Global prime office costs rise slightly, but flatline in London and New York

Prime office costs rise an average of 1.1 percent across the world’s top markets but stay level in London and New YorkSavills latest global Prime Office Costs (SPOC) analysis has revealed that pricing for prime top-tier offices around the world has largely held steady during the first quarter of 2023, with net effective costs – the ‘all in’ cost for occupiers – increasing an average of 1.1 percent.

The international real estate advisor says that face rents are also beginning to marginally increase, rising an average of 1 percent in Q1, as the continuing desire for best-in-class office spaces for occupiers and for their staff drives demand. Savills says, however, that there are some regional variations: US markets saw flat rental levels and net effective costs during the first quarter, continuing the trend from 2022 where landlords seem to be keeping pricing steady in the face of inflation and other rising costs to help attract and retain tenants.

In EMEA, meanwhile, locations experienced cost increases of 3 percent on average. Amsterdam saw the strongest levels of cost increases in the region, by 18 percent as rising fit-out costs have now filtered through to occupiers. Other cities seeing increases in costs include Dubai (+4 percent), Paris (+4 percent), and Berlin (+3 percent), with most of these locations seeing rises in rental costs rather than fit-out costs. Costs across Asia Pacific office markets remained largely consistent in Q1, reports Savills, as the region has proved less volatile in the face of global economic headwinds.

Christina Sigliano, head of EMEA occupier services at Savills, comments: “While there have been many headlines about corporate occupiers’ space strategies lately, largely led by some turbulence in parts of the tech sector, the fact is that prime office space remains in high demand in many key markets, and this is reflected in the all-in cost to occupiers rising an average of 1.1 percent in Q1. With pipelines of top space continuing to look slim in many cities, those looking to move – not just those in the next 18 months, but beyond this – need to start considering their options now.”
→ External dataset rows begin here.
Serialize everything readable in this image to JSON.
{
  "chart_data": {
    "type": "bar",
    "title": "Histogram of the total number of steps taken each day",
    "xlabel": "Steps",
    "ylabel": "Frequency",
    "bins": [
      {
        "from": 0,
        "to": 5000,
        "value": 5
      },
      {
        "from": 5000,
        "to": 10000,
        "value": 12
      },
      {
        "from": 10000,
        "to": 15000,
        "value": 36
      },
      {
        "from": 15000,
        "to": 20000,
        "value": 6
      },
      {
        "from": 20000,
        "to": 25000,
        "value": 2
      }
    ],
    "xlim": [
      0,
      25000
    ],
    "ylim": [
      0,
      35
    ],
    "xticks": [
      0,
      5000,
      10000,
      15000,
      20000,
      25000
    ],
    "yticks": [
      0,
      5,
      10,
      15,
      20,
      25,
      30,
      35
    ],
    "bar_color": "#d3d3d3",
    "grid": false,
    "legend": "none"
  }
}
Kelcie Sellers, associate in Savills World Research team, adds on the tech sector: “Whilst there is turbulence in the tech market, resulting in space reconsideration for some occupiers, the office remains a focal point for the sector, however, its use is changing. Big tech has seen the main challenges, although there are pockets of growth in some locations and within specific sectors. There are opportunities for those growing tech firms to benefit from the space being released by others, which is generally high quality and can help to attract talent.”